BACH2-driven induction of p53 negatively selects pre-B cells and protects against leukemia.

  • Major finding: BACH2-driven induction of p53 negatively selects pre-B cells and protects against leukemia.

  • Mechanism: BACH2 and BCL6 competitively regulate the pre–B-cell receptor checkpoint genes CDKN2A and TP53.

  • Impact:BACH2 is mutated or deleted in pre-B ALL, and low BACH2 levels predict poor clinical outcome.

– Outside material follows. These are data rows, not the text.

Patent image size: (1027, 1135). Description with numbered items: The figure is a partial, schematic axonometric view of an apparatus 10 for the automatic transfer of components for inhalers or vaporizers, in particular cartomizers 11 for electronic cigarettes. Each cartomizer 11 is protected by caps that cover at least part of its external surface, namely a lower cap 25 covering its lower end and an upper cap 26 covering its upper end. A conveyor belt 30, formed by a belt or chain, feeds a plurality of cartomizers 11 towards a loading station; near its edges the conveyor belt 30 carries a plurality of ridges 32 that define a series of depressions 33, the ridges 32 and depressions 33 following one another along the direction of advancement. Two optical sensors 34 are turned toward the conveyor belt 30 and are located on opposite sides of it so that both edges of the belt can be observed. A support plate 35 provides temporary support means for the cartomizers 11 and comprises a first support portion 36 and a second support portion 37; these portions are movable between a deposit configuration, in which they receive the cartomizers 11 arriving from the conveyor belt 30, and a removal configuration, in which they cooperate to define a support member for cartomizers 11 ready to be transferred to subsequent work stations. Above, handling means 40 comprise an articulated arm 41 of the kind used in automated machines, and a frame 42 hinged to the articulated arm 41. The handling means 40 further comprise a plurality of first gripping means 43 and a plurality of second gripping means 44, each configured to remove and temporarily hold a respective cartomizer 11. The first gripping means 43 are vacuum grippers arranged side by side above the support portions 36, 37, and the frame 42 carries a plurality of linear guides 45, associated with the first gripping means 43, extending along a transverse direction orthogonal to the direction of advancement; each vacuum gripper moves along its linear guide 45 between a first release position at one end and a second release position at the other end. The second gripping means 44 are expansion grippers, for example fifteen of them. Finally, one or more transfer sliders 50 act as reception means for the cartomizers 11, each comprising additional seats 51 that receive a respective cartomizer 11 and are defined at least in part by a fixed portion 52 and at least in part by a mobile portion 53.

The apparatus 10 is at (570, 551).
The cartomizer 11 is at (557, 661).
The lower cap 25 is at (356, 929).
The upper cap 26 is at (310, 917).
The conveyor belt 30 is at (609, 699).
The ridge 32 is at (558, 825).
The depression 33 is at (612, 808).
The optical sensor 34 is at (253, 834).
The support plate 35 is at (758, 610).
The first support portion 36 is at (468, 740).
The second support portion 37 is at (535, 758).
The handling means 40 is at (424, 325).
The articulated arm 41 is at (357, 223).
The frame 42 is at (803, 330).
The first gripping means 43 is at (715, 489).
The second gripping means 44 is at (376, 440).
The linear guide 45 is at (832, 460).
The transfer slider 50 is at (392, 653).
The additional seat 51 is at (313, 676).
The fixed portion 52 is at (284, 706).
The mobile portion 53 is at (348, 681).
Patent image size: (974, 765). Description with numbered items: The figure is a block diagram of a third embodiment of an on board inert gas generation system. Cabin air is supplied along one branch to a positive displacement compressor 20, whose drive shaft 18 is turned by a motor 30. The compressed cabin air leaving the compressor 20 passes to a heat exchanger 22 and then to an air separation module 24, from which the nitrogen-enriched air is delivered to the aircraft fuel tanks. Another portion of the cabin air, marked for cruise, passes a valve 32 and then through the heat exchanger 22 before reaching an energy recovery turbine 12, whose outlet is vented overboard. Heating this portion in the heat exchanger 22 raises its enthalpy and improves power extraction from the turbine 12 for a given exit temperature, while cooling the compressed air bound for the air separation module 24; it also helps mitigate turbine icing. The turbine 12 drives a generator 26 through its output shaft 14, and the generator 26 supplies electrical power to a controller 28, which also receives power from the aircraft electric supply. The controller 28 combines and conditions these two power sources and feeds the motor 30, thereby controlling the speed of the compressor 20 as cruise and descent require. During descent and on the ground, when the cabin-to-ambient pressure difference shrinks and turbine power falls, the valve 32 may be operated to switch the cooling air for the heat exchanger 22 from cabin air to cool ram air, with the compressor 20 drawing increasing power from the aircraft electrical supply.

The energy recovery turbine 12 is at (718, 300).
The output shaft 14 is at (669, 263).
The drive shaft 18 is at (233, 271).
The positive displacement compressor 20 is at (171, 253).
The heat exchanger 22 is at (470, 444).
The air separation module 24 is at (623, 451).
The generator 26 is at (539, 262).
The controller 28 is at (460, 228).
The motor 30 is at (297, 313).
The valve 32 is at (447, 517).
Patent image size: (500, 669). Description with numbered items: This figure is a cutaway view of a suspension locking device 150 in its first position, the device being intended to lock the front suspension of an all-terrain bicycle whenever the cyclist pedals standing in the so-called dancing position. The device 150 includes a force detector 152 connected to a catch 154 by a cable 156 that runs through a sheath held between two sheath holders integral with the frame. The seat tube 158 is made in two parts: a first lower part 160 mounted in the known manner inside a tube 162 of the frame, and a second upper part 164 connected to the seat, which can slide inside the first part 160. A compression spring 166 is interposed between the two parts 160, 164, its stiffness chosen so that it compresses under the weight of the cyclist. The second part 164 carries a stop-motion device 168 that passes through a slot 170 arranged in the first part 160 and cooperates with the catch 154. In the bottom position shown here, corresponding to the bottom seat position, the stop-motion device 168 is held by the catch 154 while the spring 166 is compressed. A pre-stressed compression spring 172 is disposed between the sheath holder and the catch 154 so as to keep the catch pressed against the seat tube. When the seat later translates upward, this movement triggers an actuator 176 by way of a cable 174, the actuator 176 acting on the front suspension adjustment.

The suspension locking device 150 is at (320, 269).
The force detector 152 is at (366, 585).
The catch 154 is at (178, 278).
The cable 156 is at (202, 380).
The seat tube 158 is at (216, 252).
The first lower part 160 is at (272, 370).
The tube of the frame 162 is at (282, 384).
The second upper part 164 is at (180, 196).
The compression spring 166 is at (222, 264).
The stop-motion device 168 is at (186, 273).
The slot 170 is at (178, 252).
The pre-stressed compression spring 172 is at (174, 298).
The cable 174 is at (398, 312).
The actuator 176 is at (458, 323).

During B-cell development, pre-B cells that fail to undergo functional V(D)J immunoglobulin heavy chain gene recombination are eliminated at the pre–B-cell receptor checkpoint. Recent studies have shown that B-cell lymphoma 6 (BCL6) represses p53 and ARF (encoded by cyclin-dependent kinase 2A, CDKN2A) and is required for the positive selection of productively rearranged cells; however, the mechanisms that mediate the negative selection of nonfunctional pre-B cells are unknown. Swaminathan and colleagues found that BTB and CNC homology 1, basic leucine zipper transcription factor 2 (BACH2), a B-cell–specific transcription factor, induced ARF and p53 expression at the pre–B-cell receptor checkpoint, suggesting that BACH2 promotes pre–B-cell negative selection. Consistent with this idea, BACH2 was necessary and sufficient for productive V(D)J recombination and clearance of nonfunctional, out-of-frame pre–B-cell clones. BACH2 and BCL6 bound to overlapping sites in the promoters of CDKN2A and TP53 and reciprocally modulated the expression of these and other checkpoint regulator genes, indicating that the balance between BACH2 and BCL6 controls the pre–B-cell receptor checkpoint. Intriguingly, BACH2 was frequently inactivated in primary pre-B acute lymphoblastic leukemia (ALL) samples via promoter hypermethylation, missense mutations, and deletions, or via loss of its upstream regulator paired box 5 (PAX5), supporting a tumor-suppressive role for BACH2. Indeed, BACH2 stimulated p53-dependent cell death in human pre-B ALL cells, inhibited MYC-driven leukemic transformation, and suppressed MYC-dependent tumor growth in vivo. Furthermore, BACH2 expression was decreased in relapsed leukemia samples, and low levels of BACH2 were strongly correlated with poor clinical outcome independent of established predictors in patients with ALL. These results establish BACH2 as a critical modulator of negative selection in B-cell development and identify BACH2-mediated p53 activation as a safeguard against malignant transformation of pre-B cells.

Swaminathan S, Huang C, Geng H, Chen Z, Harvey R, Kang H, et al. BACH2 mediates negative selection and p53-dependent tumor suppression at the pre-B cell receptor checkpoint. Nat Med 2013;19:1014–22.